Most of us are aware of the perils of buying apparently genuine electronics from non-official suppliers. Purchasing on some websites can be scarcely more reliable than picking up goods off the back of a lorry from someone you met in the pub.
Ebay does offer a money-back guarantee in most, though not all, circumstances, but that’s scant comfort when the high-end headphones you ordered turn out to be a pair of tin cans glued together in a back-street garage somewhere.
But there is another category of import which can, if you’re careful, yield a genuine bargain.
The so-called grey market is comprised of genuine products that have bypassed the normal retail channels and made their way to independent dealers – usually, though not exclusively, online.
Cameras, phones, watches and associated accessories are among the small consumer items produced for worldwide consumption, whose distribution channels are controlled by their manufacturers. Typically, each maintains an agent in the UK which handles the local retail network and underwrites the guarantees.
But it’s not unusual for goods intended for other markets to find their way here; indeed, there is a regular supply. There are even more available offshore, held by agents who will happily ship them directly to you, for substantially less than the standard price. Galaxy S7 Edge mobile phones by Samsung have been offered at £530, a saving of £90, and iPad Pro tablets for £650 instead of £800.
Is this legal? It depends on what exactly you’re buying, but almost certainly it is. If you buy from abroad, it is you, rather than from the manufacturer’s main agent, who becomes the importer, and that’s perfectly in order so long as you pay the necessary duty. Only if you are importing large numbers of a product that the manufacturer actively wants to keep out of the UK are you likely to incur their displeasure.
However, you should check the small print carefully to determine whether VAT is included in the price. If not, you will liable for it on receipt. You may also have to pay a fee for getting the package through customs.
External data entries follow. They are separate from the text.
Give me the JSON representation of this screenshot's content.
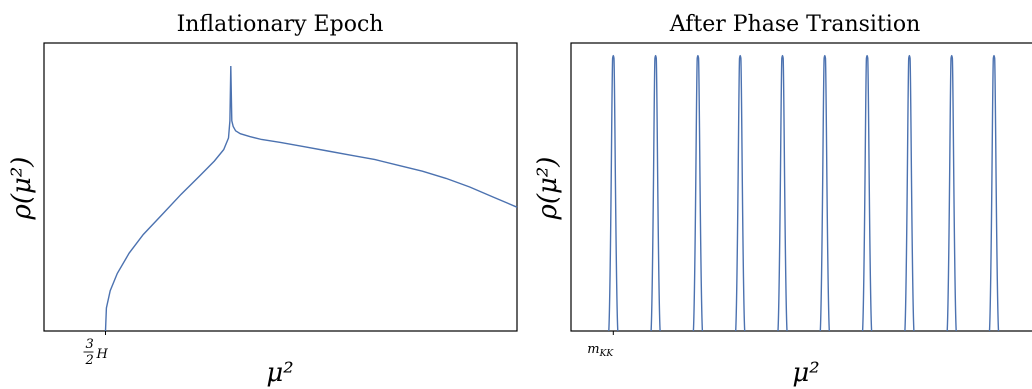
{
  "chart_data": [
    {
      "type": "line",
      "title": "Inflationary Epoch",
      "xlabel": "μ²",
      "ylabel": "ρ(μ²)",
      "xlim": [
        0,
        10
      ],
      "ylim": [
        0,
        10
      ],
      "tick_labels": {
        "x": [
          "3/2 H"
        ]
      },
      "grid": false,
      "legend": "none",
      "series": [
        {
          "x": [
            1.3,
            1.32,
            1.4,
            1.55,
            1.8,
            2.1,
            2.5,
            2.9,
            3.3,
            3.6,
            3.8,
            3.9,
            3.93,
            3.95,
            3.97,
            4.0,
            4.05,
            4.15,
            4.35,
            4.6,
            5.0,
            5.5,
            6.0,
            6.5,
            7.0,
            7.5,
            8.0,
            8.5,
            9.0,
            9.5,
            10.0
          ],
          "y": [
            0.0,
            0.8,
            1.4,
            2.0,
            2.7,
            3.35,
            4.05,
            4.75,
            5.4,
            5.9,
            6.3,
            6.7,
            7.3,
            9.2,
            7.3,
            7.1,
            6.95,
            6.85,
            6.75,
            6.65,
            6.55,
            6.4,
            6.25,
            6.1,
            5.95,
            5.75,
            5.55,
            5.3,
            5.0,
            4.65,
            4.3
          ]
        }
      ]
    },
    {
      "type": "line",
      "title": "After Phase Transition",
      "xlabel": "μ²",
      "ylabel": "ρ(μ²)",
      "xlim": [
        0,
        10
      ],
      "ylim": [
        0,
        10
      ],
      "tick_labels": {
        "x": [
          "m_KK"
        ]
      },
      "grid": false,
      "legend": "none",
      "peak_positions": [
        0.9,
        1.8,
        2.7,
        3.6,
        4.5,
        5.4,
        6.3,
        7.2,
        8.1,
        9.0
      ],
      "peak_height": 9.6
    }
  ]
}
If you buy from a UK specialist in grey items, you can leave the importing to them and buy in pretty much the same way as you would normally. You will probably find the manufacturer’s guarantee in the UK invalid, but several of these unofficial suppliers offer warranties of their own, underwritten by an insurer. Companies like this often deal in cameras and other goods for the knowledgeable, hobbyist market and are highly regarded in their field. All the same, they tend to be warehousing operations, not friendly neighbourhood retailers.
Grey imports are never going to be entirely risk-free. Phones in particular must be suitable for use on UK networks, and any goods should ideally be compatible with batteries and other accessories you might want to pick up later.
But you can take precautions; if you pay with Paypal, you are protected if the goods are not as described, even if the seller is outside the reach of British law. This is particularly helpful if you are sent an out-and-out fake by someone who claimed it to be genuine.
The general rule of thumb is to look for feedback from customers in the UK that strikes you as genuine. If you can’t find any, move quickly on, and keep in mind that if a price looks too good to be true, even by grey standards, it almost certainly is.